Since learning the truth and working through the pain of that event, the dreams of planes crashing has stopped. I have been able to fly again, even though I prefer not too.
However, living by an airport here in VA has been a challenge. Occasionally a plane will fly super low over my house, the noise of the engines deafening and I will panic and black out, only to come too again, either in a ball on the floor or in my closet...
I know now, that is an acute PTSD attack. I cannot stop it from happening, but now, I can breath better, and rebound more quickly. I can explain my odd behavior and reactions to that low flying plane and I know it is PTSD. I am not crazy. What a relief.
My advocate says DID is like having PTSD on steroids...and he is 100 percent correct.
Smells, sounds, music, anything can trigger a PTSD attack, if it is in conjunction to a specific horrifying event of the past. I have so many triggers, and I feel like most of the time I am walking on egg shells trying not to destroy my fragile new life.
I do not know if PTSD is curable...DID is not...therapy medications and such can help with managing the complications of PTSD and DID, but it does not cure a person. It just gives us sufferers tools to work with in managing PTSD events.
My heart goes out to soldiers and others with truamatic PTSD...I understand it now, I understand the fear, the absolute fear of something happening, going to happen, can't stop it, happening now in real time...when in actuality, it is not real time, but a flashback in your mind...you are there in that place and time...you cannot control that...it is not actual reality of a situation, but in your mind, it is reality and you body reacts in kind. You have no control over this.
As I am coming to terms with my abuse, with the events that established my PTSD, and working through those, the PTSD attacks are becoming fewer and fewer. My alters are realizing that now I am in a safe place with an advocate that believes me and in me, and is supportive and does not doubt me. People with PTSD need an advocate like that, someone who can put their own feelings and opinions aside, and embrace you, your feelings, your fears, without judgement or ridicule, or lecture.
That is the best medicine for PTSD and DID, Understanding, patience and compassion.

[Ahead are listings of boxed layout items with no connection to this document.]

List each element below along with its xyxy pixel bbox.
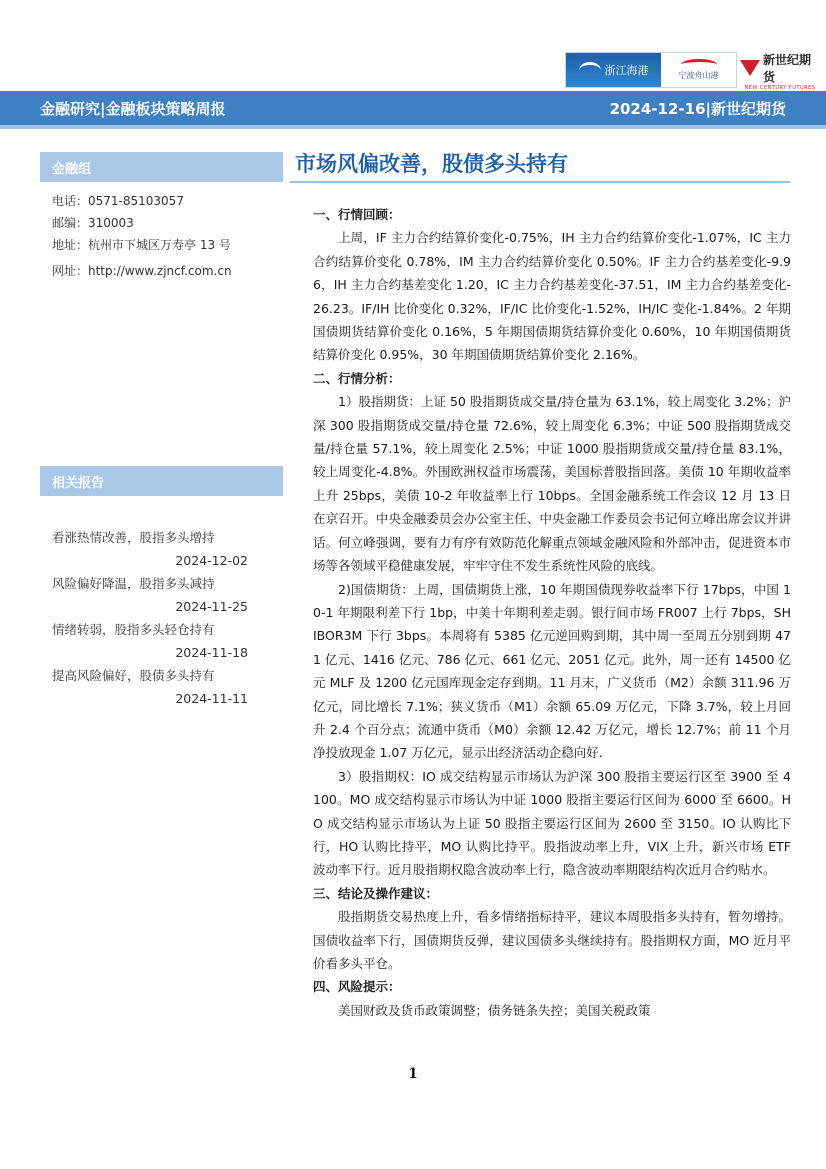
report-body [313, 203, 791, 1022]
page-number: 1 [408, 1066, 418, 1082]
contact-website[interactable]: 网址：http://www.zjncf.com.cn [52, 264, 232, 278]
report-title[interactable]: 情绪转弱，股指多头轻仓持有 [52, 622, 215, 637]
report-title[interactable]: 风险偏好降温，股指多头减持 [52, 576, 215, 591]
arc-icon [681, 59, 717, 70]
report-title[interactable]: 看涨热情改善，股指多头增持 [52, 530, 215, 545]
report-date: 2024-11-11 [175, 691, 248, 706]
index-options-paragraph: 3）股指期权：IO 成交结构显示市场认为沪深 300 股指主要运行区至 3900 至 4100。MO 成交结构显示市场认为中证 1000 股指主要运行区间为 6000 至 6600。HO 成交结构显示市场认为上证 50 股指主要运行区间为 2600 至 3150。IO 认购比下行，HO 认购比持平，MO 认购比持平。股指波动率上升，VIX 上升，新兴市场 ETF 波动率下行。近月股指期权隐含波动率上行，隐含波动率期限结构次近月合约贴水。 [313, 768, 791, 878]
index-futures-paragraph: 1）股指期货：上证 50 股指期货成交量/持仓量为 63.1%，较上周变化 3.2%；沪深 300 股指期货成交量/持仓量 72.6%，较上周变化 6.3%；中证 500 股指期货成交量/持仓量 57.1%，较上周变化 2.5%；中证 1000 股指期货成交量/持仓量 83.1%，较上周变化-4.8%。外围欧洲权益市场震荡，美国标普股指回落。美债 10 年期收益率上升 25bps，美债 10-2 年收益率上行 10bps。全国金融系统工作会议 12 月 13 日在京召开。中央金融委员会办公室主任、中央金融工作委员会书记何立峰出席会议并讲话。何立峰强调，要有力有序有效防范化解重点领域金融风险和外部冲击，促进资本市场等各领域平稳健康发展，牢牢守住不发生系统性风险的底线。 [313, 394, 791, 574]
company-logo-cn: 新世纪期货 [763, 53, 812, 84]
ningbo-port-text: 宁波舟山港 [678, 71, 719, 80]
v-logo-icon [740, 60, 760, 76]
section-heading: 四、风险提示： [313, 979, 401, 995]
header-left: 金融研究|金融板块策略周报 [40, 99, 226, 118]
section-heading: 三、结论及操作建议： [313, 885, 439, 901]
header-divider [0, 125, 826, 129]
ningbo-port-logo [661, 53, 736, 87]
report-main-title: 市场风偏改善，股债多头持有 [295, 152, 568, 176]
zhejiang-seaport-logo [566, 53, 661, 87]
conclusion-paragraph: 股指期货交易热度上升，看多情绪指标持平，建议本周股指多头持有，暂勿增持。国债收益率下行，国债期货反弹，建议国债多头继续持有。股指期权方面，MO 近月平价看多头平仓。 [313, 909, 791, 971]
contact-address: 地址：杭州市下城区万寿亭 13 号 [52, 238, 231, 252]
wave-icon [579, 62, 601, 79]
contact-zip: 邮编：310003 [52, 216, 134, 230]
company-logo [740, 50, 820, 92]
company-logo-en: NEW CENTURY FUTURES [744, 85, 816, 91]
contact-phone: 电话：0571-85103057 [52, 194, 184, 208]
section-heading: 二、行情分析： [313, 370, 401, 386]
header-right: 2024-12-16|新世纪期货 [609, 99, 786, 118]
title-divider [290, 181, 790, 183]
treasury-futures-paragraph: 2)国债期货：上周，国债期货上涨，10 年期国债现券收益率下行 17bps，中国 10-1 年期限利差下行 1bp，中美十年期利差走弱。银行间市场 FR007 上行 7bps，SHIBOR3M 下行 3bps。本周将有 5385 亿元逆回购到期，其中周一至周五分别到期 471 亿元、1416 亿元、786 亿元、661 亿元、2051 亿元。此外，周一还有 14500 亿元 MLF 及 1200 亿元国库现金定存到期。11 月末，广义货币（M2）余额 311.96 万亿元，同比增长 7.1%；狭义货币（M1）余额 65.09 万亿元，下降 3.7%，较上月回升 2.4 个百分点；流通中货币（M0）余额 12.42 万亿元，增长 12.7%；前 11 个月净投放现金 1.07 万亿元，显示出经济活动企稳向好. [313, 581, 791, 761]
zhejiang-seaport-text: 浙江海港 [604, 64, 649, 77]
related-reports-list [52, 526, 248, 710]
report-date: 2024-11-25 [175, 599, 248, 614]
report-date: 2024-11-18 [175, 645, 248, 660]
market-review-paragraph: 上周，IF 主力合约结算价变化-0.75%，IH 主力合约结算价变化-1.07%，IC 主力合约结算价变化 0.78%，IM 主力合约结算价变化 0.50%。IF 主力合约基差变化-9.96，IH 主力合约基差变化 1.20，IC 主力合约基差变化-37.51，IM 主力合约基差变化-26.23。IF/IH 比价变化 0.32%，IF/IC 比价变化-1.52%，IH/IC 变化-1.84%。2 年期国债期货结算价变化 0.16%，5 年期国债期货结算价变化 0.60%，10 年期国债期货结算价变化 0.95%，30 年期国债期货结算价变化 2.16%。 [313, 230, 791, 363]
section-heading: 一、行情回顾： [313, 207, 401, 222]
related-reports-title: 相关报告 [40, 466, 283, 496]
partner-logo [565, 52, 737, 88]
group-title: 金融组 [40, 152, 283, 182]
report-date: 2024-12-02 [175, 553, 248, 568]
header-bar [0, 91, 826, 125]
risk-paragraph: 美国财政及货币政策调整；债务链条失控；美国关税政策 [338, 1002, 651, 1018]
report-title[interactable]: 提高风险偏好，股债多头持有 [52, 668, 215, 683]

Trusting your memories with someone who won't betray you, call you crazy, make fun of you, or dismiss you, goes a long way towards the healing you need.

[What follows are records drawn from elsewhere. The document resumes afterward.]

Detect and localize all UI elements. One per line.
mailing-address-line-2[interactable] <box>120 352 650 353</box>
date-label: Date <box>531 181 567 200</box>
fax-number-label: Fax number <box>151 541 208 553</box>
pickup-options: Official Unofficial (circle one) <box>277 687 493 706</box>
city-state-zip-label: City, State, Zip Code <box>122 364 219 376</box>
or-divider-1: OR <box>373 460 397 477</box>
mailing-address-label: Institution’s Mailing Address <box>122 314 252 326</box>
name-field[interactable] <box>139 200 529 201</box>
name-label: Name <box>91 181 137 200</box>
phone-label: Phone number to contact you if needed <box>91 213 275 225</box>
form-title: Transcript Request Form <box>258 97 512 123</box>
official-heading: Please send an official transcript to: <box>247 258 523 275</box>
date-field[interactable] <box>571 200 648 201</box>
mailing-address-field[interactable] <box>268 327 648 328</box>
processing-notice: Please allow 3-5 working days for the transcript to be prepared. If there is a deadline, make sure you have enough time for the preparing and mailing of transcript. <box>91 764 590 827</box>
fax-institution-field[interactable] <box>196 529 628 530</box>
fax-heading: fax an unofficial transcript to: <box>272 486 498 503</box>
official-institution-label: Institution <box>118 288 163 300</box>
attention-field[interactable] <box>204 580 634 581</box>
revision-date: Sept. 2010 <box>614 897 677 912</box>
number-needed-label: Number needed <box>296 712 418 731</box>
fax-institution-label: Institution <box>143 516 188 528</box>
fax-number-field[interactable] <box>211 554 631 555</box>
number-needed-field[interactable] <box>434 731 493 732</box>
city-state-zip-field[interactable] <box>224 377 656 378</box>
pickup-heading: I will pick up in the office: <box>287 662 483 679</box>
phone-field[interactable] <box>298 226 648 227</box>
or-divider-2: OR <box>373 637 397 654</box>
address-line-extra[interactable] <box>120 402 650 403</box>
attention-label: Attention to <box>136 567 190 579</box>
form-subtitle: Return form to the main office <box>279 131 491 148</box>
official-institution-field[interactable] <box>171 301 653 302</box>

PTSD does not get better over time...but it can be managed better over time...the event that caused the PTSD may be over and long gone, but an event with maybe familiar smells, sounds or whatever, may trigger that previous PTSD event. Familiarity or similarities can trigger memories of events...it does not have to be a low flying plane, it could just be a loud crash, but in my head, that loud crash was a plane, and I am paralyzed with fear and in full blown PTSD mode. Only later to find out that loud crash was maybe a dumpster being dumped into a trash truck, or car hitting another car, or a tree crashing to the ground, shaking the ground...all that can trigger my mind into thinking "plane crash...run hide..." its the nature of the beast...the beast of Acute PTSD.